The growth in new cases in Ontario since early May "is primarily a Toronto problem," said Dr. Alon Vaisman, infectious disease physician at the University Health Network. 


"Other parts of southern Ontario and especially northern Ontario haven't seen rising numbers; mostly it's been a decline." 

Vaisman is urging provincial officials to look far more closely at the specifics of the data to craft the best pandemic response. 


"If you go more deeply and you see a rise of cases in a certain demographic, either old or young, or certain regions, or certain professions — then you could really just tailor your approach to that problem," Vaisman said in an interview with CBC News.

"If all you know is that it's a lot of cases in Toronto, it doesn't make much sense that in Kingston they should be shutting down parks."   
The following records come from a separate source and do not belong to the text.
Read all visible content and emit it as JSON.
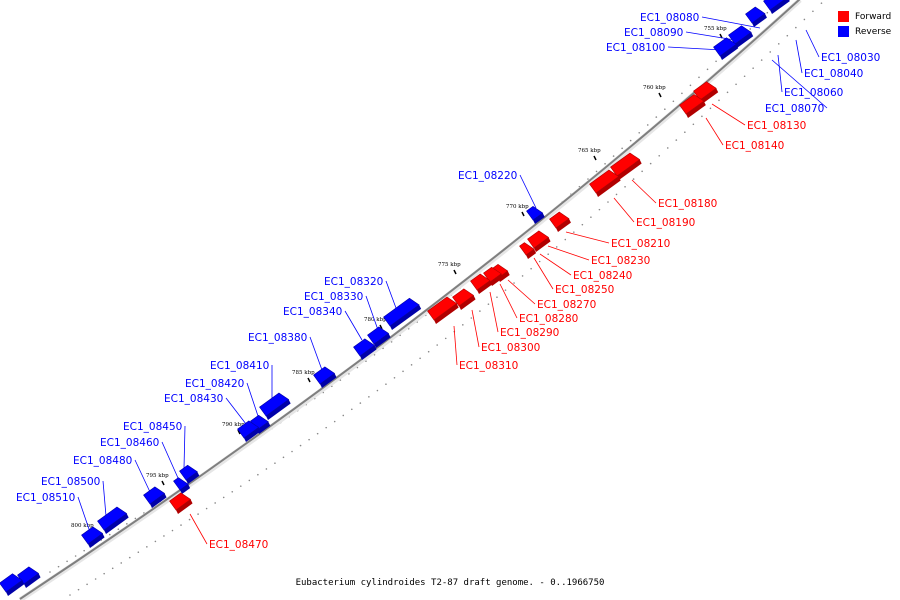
{
  "caption": "Eubacterium cylindroides T2-87 draft genome. - 0..1966750",
  "legend": [
    {
      "label": "Forward",
      "color": "#ff0000"
    },
    {
      "label": "Reverse",
      "color": "#0000ff"
    }
  ],
  "colors": {
    "forward": "#ff0000",
    "reverse": "#0000ff",
    "backbone": "#7f7f7f"
  },
  "ticks": [
    {
      "text": "755 kbp"
    },
    {
      "text": "760 kbp"
    },
    {
      "text": "765 kbp"
    },
    {
      "text": "770 kbp"
    },
    {
      "text": "775 kbp"
    },
    {
      "text": "780 kbp"
    },
    {
      "text": "785 kbp"
    },
    {
      "text": "790 kbp"
    },
    {
      "text": "795 kbp"
    },
    {
      "text": "800 kbp"
    }
  ],
  "genes": [
    {
      "name": "EC1_08030",
      "strand": "reverse"
    },
    {
      "name": "EC1_08040",
      "strand": "reverse"
    },
    {
      "name": "EC1_08060",
      "strand": "reverse"
    },
    {
      "name": "EC1_08070",
      "strand": "reverse"
    },
    {
      "name": "EC1_08080",
      "strand": "reverse"
    },
    {
      "name": "EC1_08090",
      "strand": "reverse"
    },
    {
      "name": "EC1_08100",
      "strand": "reverse"
    },
    {
      "name": "EC1_08130",
      "strand": "forward"
    },
    {
      "name": "EC1_08140",
      "strand": "forward"
    },
    {
      "name": "EC1_08180",
      "strand": "forward"
    },
    {
      "name": "EC1_08190",
      "strand": "forward"
    },
    {
      "name": "EC1_08210",
      "strand": "forward"
    },
    {
      "name": "EC1_08220",
      "strand": "reverse"
    },
    {
      "name": "EC1_08230",
      "strand": "forward"
    },
    {
      "name": "EC1_08240",
      "strand": "forward"
    },
    {
      "name": "EC1_08250",
      "strand": "forward"
    },
    {
      "name": "EC1_08270",
      "strand": "forward"
    },
    {
      "name": "EC1_08280",
      "strand": "forward"
    },
    {
      "name": "EC1_08290",
      "strand": "forward"
    },
    {
      "name": "EC1_08300",
      "strand": "forward"
    },
    {
      "name": "EC1_08310",
      "strand": "forward"
    },
    {
      "name": "EC1_08320",
      "strand": "reverse"
    },
    {
      "name": "EC1_08330",
      "strand": "reverse"
    },
    {
      "name": "EC1_08340",
      "strand": "reverse"
    },
    {
      "name": "EC1_08380",
      "strand": "reverse"
    },
    {
      "name": "EC1_08410",
      "strand": "reverse"
    },
    {
      "name": "EC1_08420",
      "strand": "reverse"
    },
    {
      "name": "EC1_08430",
      "strand": "reverse"
    },
    {
      "name": "EC1_08450",
      "strand": "reverse"
    },
    {
      "name": "EC1_08460",
      "strand": "reverse"
    },
    {
      "name": "EC1_08470",
      "strand": "forward"
    },
    {
      "name": "EC1_08480",
      "strand": "reverse"
    },
    {
      "name": "EC1_08500",
      "strand": "reverse"
    },
    {
      "name": "EC1_08510",
      "strand": "reverse"
    }
  ]
}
The province's database on Tuesday showed 4,110 infections as "not resolved," meaning that the person is still considered infectious. The GTA's public health units account for 3,171 of those active cases, or roughly 77 per cent. 

Outside the Greater Toronto area, only a few urban areas continue to see a significant number of new cases. The Ottawa, Hamilton and Windsor-Essex public health units together with the GTA account for roughly 90 per cent of the province's new infections since May 10. 


That's why a range of experts are suggesting Ontario's public health leadership focus its response more tightly on hotspots, and consider allowing parts of the province that are largely unaffected to resume their economic activity more quickly. 


That's the kind of approach being taken by premiers François Legault in Quebec and Jason Kenney of Alberta. They are keeping restrictions in place longer in the hardest hit parts of their provinces. In Quebec, that's the Montreal area, while in Alberta, the cities of Calgary and Brooks. 


"Ontario is very diverse, so it doesn't make sense to have a policy that applies to the entire province if the entire province is not being affected," said Dr. Jeff Kwong, an epidemiologist at the University of Toronto's Dalla Lana School of Public Health. 

"The policies that you bring into place in areas like the GTA could be different from, let's say, Sault Ste. Marie or Sudbury," Kwong said in an interview with CBC News.   


"Maybe we don't need to apply the same degree of lockdown, or we could be in different stages of reopening, between Toronto and other regions," said Dr. Lauren Lapointe-Shaw, an epidemiologist with the University Health Network. 

© Erik White/CBCPeople waiting in a long line outside a bank in Sudbury's south end stand apart from each other to prevent the spread of COVID-19.


But that's not the approach favoured by Ontario's chief medical officer of health, Dr. David Williams. 


"Let's say hairstyling in one [pubic health unit] is open and the others not. So then everybody in this one just drives over, gets their hairstyle in that one, and so you bring all those infections over there," Williams said Tuesday during his daily news briefing.  

Despite acknowledging the existence of COVID-19 "hotspots" in parts of the province, Ford has rejected anything other than a pan-Ontario formula for imposing and easing the province's semi-lockdown. 


Some urban areas of Ontario are "lighting up like a Christmas tree," Ford said Monday during his daily COVID-19 briefing. . 

"We're going to get people out where the hotspots are and get them tested," he added but did not elaborate on the plan.